How Autohome Built a Flink‑StarRocks Real‑Time Ad Data Warehouse
This article details Autohome's transition from an hourly offline ad data warehouse to a Flink‑StarRocks real‑time architecture, covering background, engine and storage selection, multi‑layer design, implementation steps, encountered issues, monitoring strategies, and future roadmap to achieve second‑level data freshness and high accuracy.
Background
Autohome, a leading automotive website, generates massive advertising effect data daily (requests, impressions, viewable impressions, clicks). The existing offline data warehouse, built since 2015, could not meet the growing need for low‑latency, high‑frequency analytics required for risk control and fine‑grained operations.
Current Offline Warehouse Architecture
The offline warehouse standardizes ad data and provides OLAP access for business analysts. Initially, only hourly data was produced because real‑time demand was low and streaming technologies were not mature.
Real‑Time Warehouse Technical Architecture
After evaluating Storm, Spark Streaming, and Flink, the team chose Flink for its Exactly‑once guarantees and native processing mode. Storage engine candidates (ClickHouse, StarRocks, TiDB, Iceberg) were compared; StarRocks was selected for its performance, SQL support, and lower operational cost.
Storage Engine Selection
Iceberg was discarded due to minute‑level latency.
TiDB lacked pre‑aggregation and had weaker indexing, leading to higher cluster load.
ClickHouse lacked full SQL support and had higher maintenance overhead.
StarRocks offered second‑level latency, robust SQL, and efficient aggregation, making it the final choice.
Real‑Time Warehouse Layer Design
The OneData methodology was applied, dividing the warehouse into four layers:
ODS (Source Layer): Raw logs and MySQL binlog are ingested into Kafka.
DWD (Detail Layer): Flink enriches, joins, and aggregates data, writing results to StarRocks.
DWA (Aggregation Layer): ETL creates wide tables or metric aggregates from DWD.
APP (Application Layer): Business dashboards consume the aggregated data for reporting.
Advertising Effect Application
The end‑to‑end flow includes server‑side request logs, client‑side viewable impression and click logs, Kafka ingestion, Flink cleaning and aggregation, and finally storage in StarRocks for OLAP visualization.
Flink Development Detailed Process
ODS Development: Define Kafka tables in Flink DDL for click, exposure, and viewable exposure events.

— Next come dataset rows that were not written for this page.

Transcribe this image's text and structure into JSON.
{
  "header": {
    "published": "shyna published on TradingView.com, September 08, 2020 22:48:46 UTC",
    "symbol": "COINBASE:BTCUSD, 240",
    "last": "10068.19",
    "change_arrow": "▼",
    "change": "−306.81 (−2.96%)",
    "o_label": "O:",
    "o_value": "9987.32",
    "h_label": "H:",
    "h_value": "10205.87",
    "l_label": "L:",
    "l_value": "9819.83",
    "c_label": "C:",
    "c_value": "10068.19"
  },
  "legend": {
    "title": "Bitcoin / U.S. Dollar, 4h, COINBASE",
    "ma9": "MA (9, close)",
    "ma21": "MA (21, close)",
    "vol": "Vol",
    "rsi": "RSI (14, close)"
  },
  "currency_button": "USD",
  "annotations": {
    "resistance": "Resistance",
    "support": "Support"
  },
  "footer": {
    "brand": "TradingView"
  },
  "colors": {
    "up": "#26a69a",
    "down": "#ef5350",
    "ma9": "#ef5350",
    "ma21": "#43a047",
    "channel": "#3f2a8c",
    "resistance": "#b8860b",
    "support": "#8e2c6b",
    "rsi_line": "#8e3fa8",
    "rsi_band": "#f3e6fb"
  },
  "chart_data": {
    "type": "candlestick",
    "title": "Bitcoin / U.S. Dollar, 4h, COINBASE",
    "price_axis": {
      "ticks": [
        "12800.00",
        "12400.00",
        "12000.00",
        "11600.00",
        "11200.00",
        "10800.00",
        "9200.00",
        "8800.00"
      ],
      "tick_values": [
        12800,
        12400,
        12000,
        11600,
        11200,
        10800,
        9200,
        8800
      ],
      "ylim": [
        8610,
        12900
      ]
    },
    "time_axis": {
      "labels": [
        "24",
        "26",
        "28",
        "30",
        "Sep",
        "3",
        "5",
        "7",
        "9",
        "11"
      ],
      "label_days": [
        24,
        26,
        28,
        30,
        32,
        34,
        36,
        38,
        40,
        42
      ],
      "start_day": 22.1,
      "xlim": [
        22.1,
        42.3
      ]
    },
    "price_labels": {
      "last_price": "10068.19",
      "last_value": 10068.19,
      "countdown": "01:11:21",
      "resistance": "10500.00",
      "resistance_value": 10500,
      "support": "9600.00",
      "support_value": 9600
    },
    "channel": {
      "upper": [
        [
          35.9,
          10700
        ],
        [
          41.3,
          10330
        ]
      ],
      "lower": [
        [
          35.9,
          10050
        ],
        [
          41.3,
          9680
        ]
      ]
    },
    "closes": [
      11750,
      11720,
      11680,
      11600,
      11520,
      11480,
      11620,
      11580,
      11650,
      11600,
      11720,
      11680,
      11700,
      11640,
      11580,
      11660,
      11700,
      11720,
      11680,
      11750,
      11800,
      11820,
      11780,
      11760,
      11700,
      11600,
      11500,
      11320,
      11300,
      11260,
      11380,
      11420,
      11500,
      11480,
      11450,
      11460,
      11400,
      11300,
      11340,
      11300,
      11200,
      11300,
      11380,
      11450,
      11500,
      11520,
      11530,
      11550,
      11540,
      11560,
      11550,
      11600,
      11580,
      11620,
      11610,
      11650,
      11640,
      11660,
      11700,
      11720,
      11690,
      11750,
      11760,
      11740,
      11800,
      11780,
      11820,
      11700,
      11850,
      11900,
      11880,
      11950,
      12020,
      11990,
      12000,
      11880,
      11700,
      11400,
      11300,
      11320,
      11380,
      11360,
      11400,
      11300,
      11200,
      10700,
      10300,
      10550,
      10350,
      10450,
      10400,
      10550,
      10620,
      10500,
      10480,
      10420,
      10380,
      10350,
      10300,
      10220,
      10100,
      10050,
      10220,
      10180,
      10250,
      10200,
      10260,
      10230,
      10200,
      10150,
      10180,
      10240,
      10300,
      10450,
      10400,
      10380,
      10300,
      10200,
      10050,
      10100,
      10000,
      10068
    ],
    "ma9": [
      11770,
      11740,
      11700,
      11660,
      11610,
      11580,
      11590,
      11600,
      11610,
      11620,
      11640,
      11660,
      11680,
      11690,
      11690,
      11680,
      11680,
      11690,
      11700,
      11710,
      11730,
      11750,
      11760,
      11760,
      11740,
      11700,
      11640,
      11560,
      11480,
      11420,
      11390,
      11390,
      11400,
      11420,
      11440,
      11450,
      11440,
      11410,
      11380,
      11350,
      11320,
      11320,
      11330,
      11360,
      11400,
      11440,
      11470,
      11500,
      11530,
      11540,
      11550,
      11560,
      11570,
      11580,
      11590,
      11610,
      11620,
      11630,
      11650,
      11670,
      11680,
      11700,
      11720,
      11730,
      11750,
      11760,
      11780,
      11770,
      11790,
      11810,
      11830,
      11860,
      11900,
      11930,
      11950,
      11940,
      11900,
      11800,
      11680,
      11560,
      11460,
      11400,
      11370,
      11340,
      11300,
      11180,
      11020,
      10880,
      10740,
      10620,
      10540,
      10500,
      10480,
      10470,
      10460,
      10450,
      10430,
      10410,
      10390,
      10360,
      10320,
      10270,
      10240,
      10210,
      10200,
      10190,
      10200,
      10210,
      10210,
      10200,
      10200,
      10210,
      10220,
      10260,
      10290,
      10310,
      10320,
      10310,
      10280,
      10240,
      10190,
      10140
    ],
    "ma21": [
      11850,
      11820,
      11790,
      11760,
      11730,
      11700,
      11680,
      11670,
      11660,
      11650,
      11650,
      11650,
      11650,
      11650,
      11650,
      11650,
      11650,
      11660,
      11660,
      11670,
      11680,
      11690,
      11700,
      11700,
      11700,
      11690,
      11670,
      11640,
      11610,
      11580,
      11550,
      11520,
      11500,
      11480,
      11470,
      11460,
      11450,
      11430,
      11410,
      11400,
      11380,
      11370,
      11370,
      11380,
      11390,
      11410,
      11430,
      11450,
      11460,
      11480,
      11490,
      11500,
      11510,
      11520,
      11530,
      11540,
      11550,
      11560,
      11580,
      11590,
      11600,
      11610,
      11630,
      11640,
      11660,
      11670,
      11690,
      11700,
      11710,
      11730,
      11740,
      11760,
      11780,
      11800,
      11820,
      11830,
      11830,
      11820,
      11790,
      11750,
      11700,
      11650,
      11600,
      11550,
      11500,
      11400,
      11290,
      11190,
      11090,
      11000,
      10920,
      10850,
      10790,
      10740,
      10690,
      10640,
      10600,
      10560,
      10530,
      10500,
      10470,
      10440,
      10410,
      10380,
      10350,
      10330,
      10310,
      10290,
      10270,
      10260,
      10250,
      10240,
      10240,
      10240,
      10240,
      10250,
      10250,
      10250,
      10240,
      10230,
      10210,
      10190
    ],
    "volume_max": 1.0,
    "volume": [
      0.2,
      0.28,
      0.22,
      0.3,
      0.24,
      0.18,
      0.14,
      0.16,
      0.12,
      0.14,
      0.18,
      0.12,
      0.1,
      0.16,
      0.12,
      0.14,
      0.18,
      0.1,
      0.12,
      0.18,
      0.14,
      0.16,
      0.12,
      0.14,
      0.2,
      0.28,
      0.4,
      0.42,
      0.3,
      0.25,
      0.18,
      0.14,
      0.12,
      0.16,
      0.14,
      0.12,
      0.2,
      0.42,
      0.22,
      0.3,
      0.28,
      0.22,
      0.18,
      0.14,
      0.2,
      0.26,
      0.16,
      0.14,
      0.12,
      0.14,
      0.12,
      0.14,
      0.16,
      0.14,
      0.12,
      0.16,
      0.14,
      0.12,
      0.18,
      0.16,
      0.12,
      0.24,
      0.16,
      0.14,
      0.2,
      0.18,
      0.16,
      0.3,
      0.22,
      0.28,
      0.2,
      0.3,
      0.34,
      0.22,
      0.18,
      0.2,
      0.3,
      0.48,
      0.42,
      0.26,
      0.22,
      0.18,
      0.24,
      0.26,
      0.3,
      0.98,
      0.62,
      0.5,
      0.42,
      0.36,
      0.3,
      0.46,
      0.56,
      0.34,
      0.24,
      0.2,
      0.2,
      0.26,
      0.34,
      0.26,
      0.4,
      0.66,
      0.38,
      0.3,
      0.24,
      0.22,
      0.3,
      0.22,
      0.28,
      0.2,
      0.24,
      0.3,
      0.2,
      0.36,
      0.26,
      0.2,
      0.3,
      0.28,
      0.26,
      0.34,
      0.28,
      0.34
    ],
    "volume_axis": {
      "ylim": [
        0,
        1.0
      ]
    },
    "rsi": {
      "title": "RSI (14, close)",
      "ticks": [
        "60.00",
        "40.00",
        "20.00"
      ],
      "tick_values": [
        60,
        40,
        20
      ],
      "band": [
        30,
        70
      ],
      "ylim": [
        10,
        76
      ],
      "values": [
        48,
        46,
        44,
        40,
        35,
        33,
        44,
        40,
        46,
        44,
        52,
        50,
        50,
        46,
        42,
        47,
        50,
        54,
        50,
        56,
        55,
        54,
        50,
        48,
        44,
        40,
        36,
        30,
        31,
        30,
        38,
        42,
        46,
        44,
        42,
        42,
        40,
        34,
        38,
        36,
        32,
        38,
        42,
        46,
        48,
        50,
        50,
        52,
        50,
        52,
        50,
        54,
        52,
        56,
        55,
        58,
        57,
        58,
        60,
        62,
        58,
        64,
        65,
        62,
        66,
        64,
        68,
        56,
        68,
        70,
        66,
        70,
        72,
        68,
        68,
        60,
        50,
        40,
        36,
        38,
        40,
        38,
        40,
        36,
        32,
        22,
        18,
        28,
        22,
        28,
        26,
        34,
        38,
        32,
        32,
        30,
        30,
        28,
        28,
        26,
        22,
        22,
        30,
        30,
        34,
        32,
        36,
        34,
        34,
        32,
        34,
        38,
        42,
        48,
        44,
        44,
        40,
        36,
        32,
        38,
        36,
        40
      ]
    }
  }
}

DWD Development: Define StarRocks tables via Flink DDL, enable dynamic partitioning on the dt field, and configure sorting keys.
Data Cleaning Rules: Filter invalid records by pv_id and filter, merge click and viewable tables, then join with exposure data to produce a complete detail table written to StarRocks.
DWA Development: Create materialized views in StarRocks to automatically maintain aggregated results, reducing query latency.
APP Development: Build ad‑plan and ad‑slot analysis datasets in the OLAP platform, exposing metrics such as request volume, click‑through rate, and conversion rate.
Issues and Solutions
High concurrency JSON sink caused failures; switching to CSV reduced size.
Complex StarRocks views sometimes failed; rebuilding or upgrading to version 2.1.8 resolved the instability.
Latency window for joining click and exposure data required a 4‑hour cache to achieve >95% accuracy.
Service Stability Assurance
Monitoring includes:
Kafka‑connectors consumption rate and lag (Prometheus + Grafana).
Flink job latency, restarts, checkpoint failures, and health checks.
StarRocks server memory, disk I/O, CPU usage, and cluster status.
Summary and Future Plans
With the Flink‑StarRocks real‑time framework, data freshness improved from hourly to seconds, processing over 100 k records per second with >95% accuracy. Future work will explore StarRocks external tables for heterogeneous queries and continue community engagement to further accelerate the ad data pipeline.